This Fixes Everything: A Blueprint for Change

Jan 27, 2021

Our civilization has reached the point where it is destroying the environment it depends on to thrive. The root cause of this problem is that modern civilization depends on exploiting finite resources, turning them into harmful waste products and doing it better and faster. This is called growth by economists and decline by environmentalists.

If we continue to grow our economy without changing the way we do it, we will reach a point where nature can no longer support us. Our civilization will run its course. It will come to an end exactly in the way all civilizations in history have. It will become a lesson to those living in the future. If only we could learn from the past.

For example: If we deplete the soil to the point where it can no longer produce our food, we will starve and our civilization will collapse.

These are simple problems with simple answers. Stop depleting the soil. Use regenerative agriculture practices. So why are we still doing these things when they are obviously detrimental to our very existence? The problem is that have the wrong incentives in place.

The solution: we have to put the right incentives in place to get people/companies/governments (entities) to behave in a way that does not make things worse. Entities should make more money the less damage they do and the more they do that benefits the environment.

At present we pay taxes according to how much money we make. It has nothing to do with how sustainable we are. It does not matter how much we destroy in the making of that money. In fact, the way it works now is, the more garbage we throw into the environment the more money we make.

How much garbage an entity creates should be the defining factor in how much money it makes.

An entity that produces the most waste should pay the highest tax and an entity that produces no waste should pay the lowest tax. If we make entities that help clean the environment more profitable, all entities will eventually become good stewards of the environment. Everything can and will be fixed. No more externalities.

To keep it simple, like LEED certification for buildings, let’s establish a 5-tier rating system for entities. Those at level 1 pay a lot of tax. Those at level 5 pay almost no tax. For example:

  • Level 1: 50% tax
  • Level 2: 40% tax
  • Level 3: 30% tax
  • Level 4: 20% tax
  • Level 5: 10% tax

These are just examples. I’m not an economist so I can’t say much about what the actual numbers should be. These numbers should be adjusted to match the speed at which we want the world to be regenerated.

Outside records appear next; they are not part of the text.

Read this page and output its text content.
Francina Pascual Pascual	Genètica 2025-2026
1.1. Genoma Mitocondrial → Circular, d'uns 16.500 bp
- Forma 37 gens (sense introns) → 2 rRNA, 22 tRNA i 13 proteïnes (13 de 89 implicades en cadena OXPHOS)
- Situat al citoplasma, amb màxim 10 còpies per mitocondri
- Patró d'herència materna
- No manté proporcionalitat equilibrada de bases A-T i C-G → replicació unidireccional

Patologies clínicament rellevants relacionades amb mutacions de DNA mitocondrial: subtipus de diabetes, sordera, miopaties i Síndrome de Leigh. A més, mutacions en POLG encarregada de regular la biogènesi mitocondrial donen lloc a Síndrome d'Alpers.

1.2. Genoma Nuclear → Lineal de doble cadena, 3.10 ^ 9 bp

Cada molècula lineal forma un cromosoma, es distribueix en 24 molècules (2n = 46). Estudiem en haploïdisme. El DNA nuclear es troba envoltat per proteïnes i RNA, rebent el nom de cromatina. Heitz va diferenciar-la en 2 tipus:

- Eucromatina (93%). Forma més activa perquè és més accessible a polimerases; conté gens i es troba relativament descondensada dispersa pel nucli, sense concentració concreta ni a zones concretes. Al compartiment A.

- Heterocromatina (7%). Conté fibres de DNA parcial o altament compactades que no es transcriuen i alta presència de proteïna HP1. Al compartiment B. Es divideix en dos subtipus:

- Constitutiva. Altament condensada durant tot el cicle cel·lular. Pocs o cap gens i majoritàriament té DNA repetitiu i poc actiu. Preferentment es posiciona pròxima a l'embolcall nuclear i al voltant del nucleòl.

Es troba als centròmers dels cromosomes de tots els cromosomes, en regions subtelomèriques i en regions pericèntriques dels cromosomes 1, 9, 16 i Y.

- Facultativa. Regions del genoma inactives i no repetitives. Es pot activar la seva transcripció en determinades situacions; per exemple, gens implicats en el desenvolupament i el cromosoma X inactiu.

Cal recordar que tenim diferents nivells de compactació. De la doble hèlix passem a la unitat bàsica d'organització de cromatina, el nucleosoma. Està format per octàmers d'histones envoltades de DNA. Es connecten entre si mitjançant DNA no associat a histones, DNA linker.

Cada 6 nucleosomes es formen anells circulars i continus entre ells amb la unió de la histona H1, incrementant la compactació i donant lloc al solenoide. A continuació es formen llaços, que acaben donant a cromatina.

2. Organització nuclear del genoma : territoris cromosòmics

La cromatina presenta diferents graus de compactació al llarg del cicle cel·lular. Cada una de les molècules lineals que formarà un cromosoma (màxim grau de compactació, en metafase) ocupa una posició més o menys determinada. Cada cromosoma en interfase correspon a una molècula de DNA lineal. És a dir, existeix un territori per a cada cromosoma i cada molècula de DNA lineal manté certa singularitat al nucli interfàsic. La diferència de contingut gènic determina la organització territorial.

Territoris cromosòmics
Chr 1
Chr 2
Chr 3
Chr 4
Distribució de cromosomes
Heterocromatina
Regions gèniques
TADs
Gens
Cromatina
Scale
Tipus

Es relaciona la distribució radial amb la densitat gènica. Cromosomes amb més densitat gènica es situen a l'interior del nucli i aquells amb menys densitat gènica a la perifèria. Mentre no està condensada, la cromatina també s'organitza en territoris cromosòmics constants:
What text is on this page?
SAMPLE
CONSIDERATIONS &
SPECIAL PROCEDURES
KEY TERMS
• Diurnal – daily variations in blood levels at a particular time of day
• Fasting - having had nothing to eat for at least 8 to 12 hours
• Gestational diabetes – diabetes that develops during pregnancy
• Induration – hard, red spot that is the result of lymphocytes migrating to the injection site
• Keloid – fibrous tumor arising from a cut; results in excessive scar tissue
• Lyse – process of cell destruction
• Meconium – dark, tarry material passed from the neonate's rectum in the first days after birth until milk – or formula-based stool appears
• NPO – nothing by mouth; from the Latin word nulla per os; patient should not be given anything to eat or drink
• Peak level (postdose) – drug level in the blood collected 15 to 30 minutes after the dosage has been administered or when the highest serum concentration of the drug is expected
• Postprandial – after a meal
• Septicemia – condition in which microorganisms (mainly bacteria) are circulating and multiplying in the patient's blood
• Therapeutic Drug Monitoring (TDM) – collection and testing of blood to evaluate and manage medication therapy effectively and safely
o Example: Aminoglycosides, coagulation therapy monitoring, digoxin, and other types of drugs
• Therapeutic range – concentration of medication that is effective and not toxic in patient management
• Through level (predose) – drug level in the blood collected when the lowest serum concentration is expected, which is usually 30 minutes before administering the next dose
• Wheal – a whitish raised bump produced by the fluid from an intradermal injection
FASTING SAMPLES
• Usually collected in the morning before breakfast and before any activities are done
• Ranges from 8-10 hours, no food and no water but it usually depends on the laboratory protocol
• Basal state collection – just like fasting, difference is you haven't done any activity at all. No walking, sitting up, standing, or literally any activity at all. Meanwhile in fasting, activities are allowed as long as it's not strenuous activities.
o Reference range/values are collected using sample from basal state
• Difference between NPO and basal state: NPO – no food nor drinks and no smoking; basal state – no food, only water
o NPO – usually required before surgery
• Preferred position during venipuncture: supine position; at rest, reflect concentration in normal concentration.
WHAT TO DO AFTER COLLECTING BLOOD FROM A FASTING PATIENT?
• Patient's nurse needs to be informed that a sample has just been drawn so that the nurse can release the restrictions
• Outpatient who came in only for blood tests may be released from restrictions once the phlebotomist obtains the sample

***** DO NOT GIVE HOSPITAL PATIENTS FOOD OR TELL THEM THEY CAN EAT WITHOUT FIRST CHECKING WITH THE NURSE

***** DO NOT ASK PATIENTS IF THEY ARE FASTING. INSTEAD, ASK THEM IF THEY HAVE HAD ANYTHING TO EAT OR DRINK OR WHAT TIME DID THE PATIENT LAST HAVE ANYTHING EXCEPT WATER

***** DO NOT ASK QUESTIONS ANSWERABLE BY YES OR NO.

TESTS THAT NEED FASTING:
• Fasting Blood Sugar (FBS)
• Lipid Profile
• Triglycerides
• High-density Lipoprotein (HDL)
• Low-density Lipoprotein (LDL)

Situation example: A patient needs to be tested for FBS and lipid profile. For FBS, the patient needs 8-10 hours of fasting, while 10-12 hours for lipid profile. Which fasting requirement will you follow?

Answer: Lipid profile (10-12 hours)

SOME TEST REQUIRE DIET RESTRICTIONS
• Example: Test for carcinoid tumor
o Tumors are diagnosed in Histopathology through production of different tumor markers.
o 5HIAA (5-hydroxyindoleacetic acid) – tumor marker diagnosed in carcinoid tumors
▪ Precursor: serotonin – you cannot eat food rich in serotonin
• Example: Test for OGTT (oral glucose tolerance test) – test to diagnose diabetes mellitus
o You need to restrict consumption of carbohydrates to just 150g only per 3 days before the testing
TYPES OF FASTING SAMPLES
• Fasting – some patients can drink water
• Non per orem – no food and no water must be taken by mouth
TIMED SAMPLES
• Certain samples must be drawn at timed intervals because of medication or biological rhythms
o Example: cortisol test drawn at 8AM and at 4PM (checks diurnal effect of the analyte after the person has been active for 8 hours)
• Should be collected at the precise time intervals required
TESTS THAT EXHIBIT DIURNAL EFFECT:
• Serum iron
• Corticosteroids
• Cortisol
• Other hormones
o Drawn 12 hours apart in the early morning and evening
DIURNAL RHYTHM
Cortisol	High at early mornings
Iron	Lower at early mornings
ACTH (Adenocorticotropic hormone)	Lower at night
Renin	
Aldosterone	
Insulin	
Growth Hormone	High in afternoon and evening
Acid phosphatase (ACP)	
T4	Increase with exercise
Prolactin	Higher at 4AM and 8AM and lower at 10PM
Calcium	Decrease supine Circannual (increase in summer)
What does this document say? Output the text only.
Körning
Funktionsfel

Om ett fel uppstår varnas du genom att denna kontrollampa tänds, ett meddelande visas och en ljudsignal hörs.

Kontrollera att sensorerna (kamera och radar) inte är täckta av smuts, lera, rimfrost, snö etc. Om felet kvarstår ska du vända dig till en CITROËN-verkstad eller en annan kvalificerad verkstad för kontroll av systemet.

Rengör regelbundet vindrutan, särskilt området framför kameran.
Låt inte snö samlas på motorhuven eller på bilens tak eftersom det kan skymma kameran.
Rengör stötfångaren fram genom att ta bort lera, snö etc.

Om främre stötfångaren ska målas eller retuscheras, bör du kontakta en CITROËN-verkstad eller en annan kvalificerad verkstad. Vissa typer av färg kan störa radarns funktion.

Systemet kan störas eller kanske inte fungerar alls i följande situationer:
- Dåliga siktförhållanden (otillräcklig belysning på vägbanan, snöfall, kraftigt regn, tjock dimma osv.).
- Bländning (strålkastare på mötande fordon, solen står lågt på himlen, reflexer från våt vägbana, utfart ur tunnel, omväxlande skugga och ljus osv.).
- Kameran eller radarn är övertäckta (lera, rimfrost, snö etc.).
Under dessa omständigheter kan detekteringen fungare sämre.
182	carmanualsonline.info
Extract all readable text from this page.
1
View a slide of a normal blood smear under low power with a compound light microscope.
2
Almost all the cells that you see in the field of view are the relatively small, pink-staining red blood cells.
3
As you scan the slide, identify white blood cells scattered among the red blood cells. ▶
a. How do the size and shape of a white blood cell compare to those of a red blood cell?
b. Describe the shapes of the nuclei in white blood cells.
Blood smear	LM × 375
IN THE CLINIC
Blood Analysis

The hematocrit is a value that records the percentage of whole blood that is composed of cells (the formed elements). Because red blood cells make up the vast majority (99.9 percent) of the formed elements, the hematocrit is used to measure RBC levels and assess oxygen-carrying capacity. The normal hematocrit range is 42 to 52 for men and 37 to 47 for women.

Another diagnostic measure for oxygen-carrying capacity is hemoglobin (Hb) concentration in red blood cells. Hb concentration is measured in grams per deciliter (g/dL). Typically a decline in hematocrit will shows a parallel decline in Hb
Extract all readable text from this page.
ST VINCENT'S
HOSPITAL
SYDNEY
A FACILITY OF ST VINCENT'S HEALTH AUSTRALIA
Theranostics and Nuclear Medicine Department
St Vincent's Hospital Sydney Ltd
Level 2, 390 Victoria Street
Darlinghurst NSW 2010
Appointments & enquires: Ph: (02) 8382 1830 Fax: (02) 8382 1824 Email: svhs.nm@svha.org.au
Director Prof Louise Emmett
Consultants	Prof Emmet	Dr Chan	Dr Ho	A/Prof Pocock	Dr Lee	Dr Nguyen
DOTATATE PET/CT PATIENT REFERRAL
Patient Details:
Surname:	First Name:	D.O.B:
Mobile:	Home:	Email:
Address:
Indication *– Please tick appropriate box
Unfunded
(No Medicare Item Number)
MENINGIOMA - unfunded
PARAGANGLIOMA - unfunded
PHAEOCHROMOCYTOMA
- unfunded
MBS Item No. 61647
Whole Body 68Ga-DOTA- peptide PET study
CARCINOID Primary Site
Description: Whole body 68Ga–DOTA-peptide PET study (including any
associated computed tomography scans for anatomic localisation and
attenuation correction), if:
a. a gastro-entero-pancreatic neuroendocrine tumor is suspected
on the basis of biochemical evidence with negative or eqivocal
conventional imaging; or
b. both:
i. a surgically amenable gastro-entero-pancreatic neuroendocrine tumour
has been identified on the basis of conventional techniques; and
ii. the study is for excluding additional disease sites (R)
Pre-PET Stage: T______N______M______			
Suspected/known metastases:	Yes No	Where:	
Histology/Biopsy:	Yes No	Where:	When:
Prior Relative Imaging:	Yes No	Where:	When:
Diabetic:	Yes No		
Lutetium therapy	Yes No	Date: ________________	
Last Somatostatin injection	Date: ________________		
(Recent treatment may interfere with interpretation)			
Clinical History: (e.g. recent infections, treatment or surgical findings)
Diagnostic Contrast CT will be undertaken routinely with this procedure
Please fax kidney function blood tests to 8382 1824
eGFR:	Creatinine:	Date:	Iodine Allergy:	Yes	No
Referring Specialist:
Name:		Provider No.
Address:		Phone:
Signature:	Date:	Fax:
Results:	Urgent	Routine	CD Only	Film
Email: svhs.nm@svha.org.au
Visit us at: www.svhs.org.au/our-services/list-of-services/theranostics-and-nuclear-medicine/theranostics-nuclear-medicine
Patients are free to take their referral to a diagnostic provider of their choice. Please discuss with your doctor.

The system should collect more total tax than the system collects now. The extra money collected should go to collecting and processing the garbage created by entities.

This system will achieve two things:

  1. Lower-level entities will change their behavior and go up levels to become more profitable.
  2. Civilization will be able to mitigate the damage it does to the environment.

People will reduce their ecological footprint. They will eat healthy and ride more bicycles.

Companies will find ways to turn their waste product into feedstock for other companies (like a circular or blue economy).

Goods, services, money moved between countries will be subject to tariffs depending on the levels countries have achieved. Eco-friendly destinations will become affordable.

All of this is a simple way of putting the necessary incentives in place to fix the environment. All of it.

We must create a world in which humanity and nature live in harmony.